Nepal 2018: Day 7

Yesterday I treated HariMaya Gurung (below) who is one of the 20 women in the Ghandruk community and the surrounding catchment area who work with the community to get better health outcomes. These women encourage good health practices, especially among women and nursing mothers. They are all volunteers and appear to have quite good standing among the people around here. Genuinely good people!

I then saw a very large number of children from the school in Kliu which is down the hill from us (about an hour on the road by Jeep). They were going to walk up in about 3 hours but John and I decided to pay for the transport (about $75AUD) so the clinic and the day were a little less arduous for them.

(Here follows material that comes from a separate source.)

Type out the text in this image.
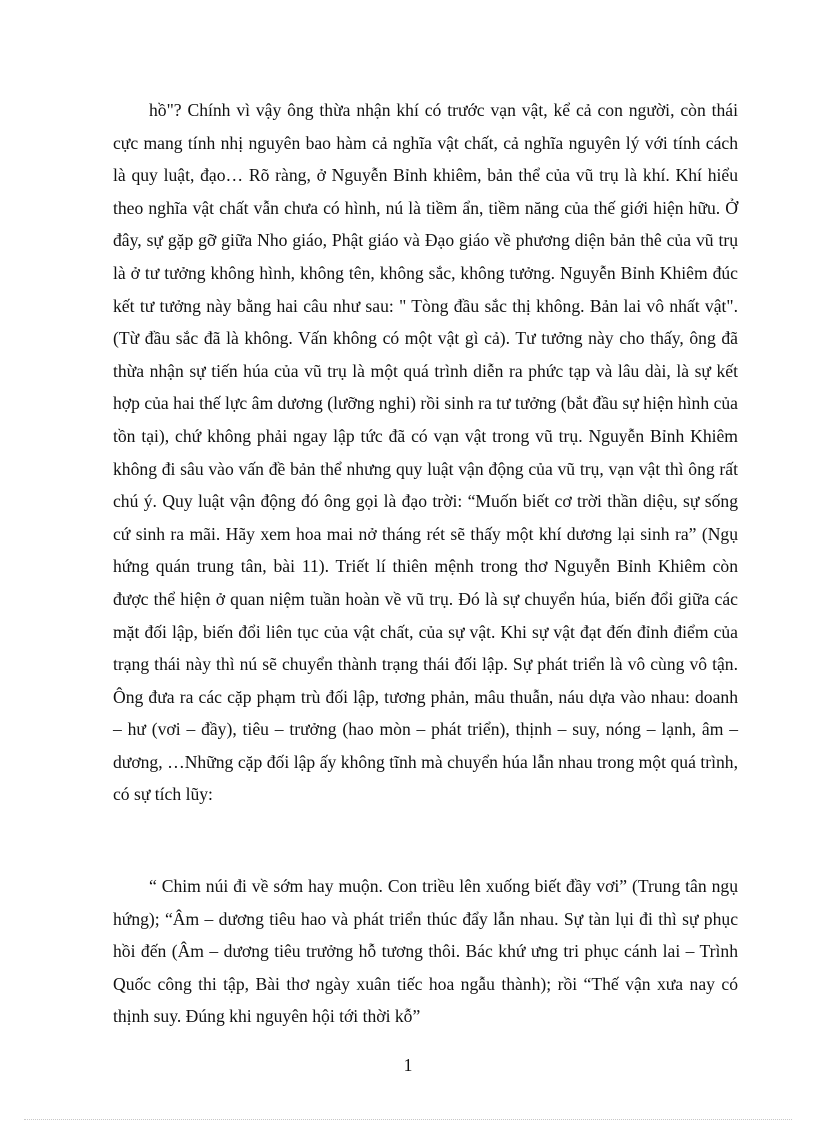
hồ"? Chính vì vậy ông thừa nhận khí có trước vạn vật, kể cả con người, còn thái cực mang tính nhị nguyên bao hàm cả nghĩa vật chất, cả nghĩa nguyên lý với tính cách là quy luật, đạo… Rõ ràng, ở Nguyễn Bỉnh khiêm, bản thể của vũ trụ là khí. Khí hiểu theo nghĩa vật chất vẫn chưa có hình, nú là tiềm ẩn, tiềm năng của thế giới hiện hữu. Ở đây, sự gặp gỡ giữa Nho giáo, Phật giáo và Đạo giáo về phương diện bản thê của vũ trụ là ở tư tưởng không hình, không tên, không sắc, không tưởng. Nguyễn Bỉnh Khiêm đúc kết tư tưởng này bằng hai câu như sau: " Tòng đầu sắc thị không. Bản lai vô nhất vật". (Từ đầu sắc đã là không. Vấn không có một vật gì cả). Tư tưởng này cho thấy, ông đã thừa nhận sự tiến húa của vũ trụ là một quá trình diễn ra phức tạp và lâu dài, là sự kết hợp của hai thế lực âm dương (lưỡng nghi) rồi sinh ra tư tưởng (bắt đầu sự hiện hình của tồn tại), chứ không phải ngay lập tức đã có vạn vật trong vũ trụ. Nguyễn Bỉnh Khiêm không đi sâu vào vấn đề bản thể nhưng quy luật vận động của vũ trụ, vạn vật thì ông rất chú ý. Quy luật vận động đó ông gọi là đạo trời: “Muốn biết cơ trời thần diệu, sự sống cứ sinh ra mãi. Hãy xem hoa mai nở tháng rét sẽ thấy một khí dương lại sinh ra” (Ngụ hứng quán trung tân, bài 11). Triết lí thiên mệnh trong thơ Nguyễn Bỉnh Khiêm còn được thể hiện ở quan niệm tuần hoàn về vũ trụ. Đó là sự chuyển húa, biến đổi giữa các mặt đối lập, biến đổi liên tục của vật chất, của sự vật. Khi sự vật đạt đến đỉnh điểm của trạng thái này thì nú sẽ chuyển thành trạng thái đối lập. Sự phát triển là vô cùng vô tận. Ông đưa ra các cặp phạm trù đối lập, tương phản, mâu thuẫn, náu dựa vào nhau: doanh – hư (vơi – đầy), tiêu – trưởng (hao mòn – phát triển), thịnh – suy, nóng – lạnh, âm – dương, …Những cặp đối lập ấy không tĩnh mà chuyển húa lẫn nhau trong một quá trình, có sự tích lũy:

“ Chim núi đi về sớm hay muộn. Con triều lên xuống biết đầy vơi” (Trung tân ngụ hứng); “Âm – dương tiêu hao và phát triển thúc đẩy lẫn nhau. Sự tàn lụi đi thì sự phục hồi đến (Âm – dương tiêu trưởng hỗ tương thôi. Bác khứ ưng tri phục cánh lai – Trình Quốc công thi tập, Bài thơ ngày xuân tiếc hoa ngẫu thành); rồi “Thế vận xưa nay có thịnh suy. Đúng khi nguyên hội tới thời kỗ”

1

Here is the number of children that can fit into one Jeep! (Add to this another 3 teachers and you’ve got one full car)

As I said in a previous post, the dental caries among the children is almost unbelievable. I saw a seven-year-old yesterday that had next to no functional teeth (below). In this case I made repairs to the back teeth as they are most needed and treated the other teeth to stop the decay. The procedure took some time but I’m sure that will give this little girl the best possible dental outcome.

An example of the dental decay that is prevelent in remote areas like Kliu

Last night we had to move hotel because of a long-standing booking by the Nepal Army at the Trekkers Inn hotel. We decided to go to the Panorama hotel which is run by the clinic’s ever happy Sister Kamala and her husband Raj. Next time we visit Ghandruk I am sure we will choose the Panorama. They had great food, hot showers, great hosts and good beds – all the essentials you need after a long day.  To get you envious, here is a photograph my husband John took this morning of the view from the Panorama.

Today I had the remainder of the group from Kliu and another group from another school who have walked for about three hours to see me. The kids from Kliu came up in the community ambulance (basically a Jeep with an attached siren) and that worked out a bit cheaper than the $75 we paid for the first private jeep.

For those keeping tabs on how many people I’ve seen to date. It’s 77 adults, 11 youths aged between 14-17 years and 95 children up to 14 years of age. All of the Australian team of me, Shelly Voight and John are a little tired… Just three more days to go!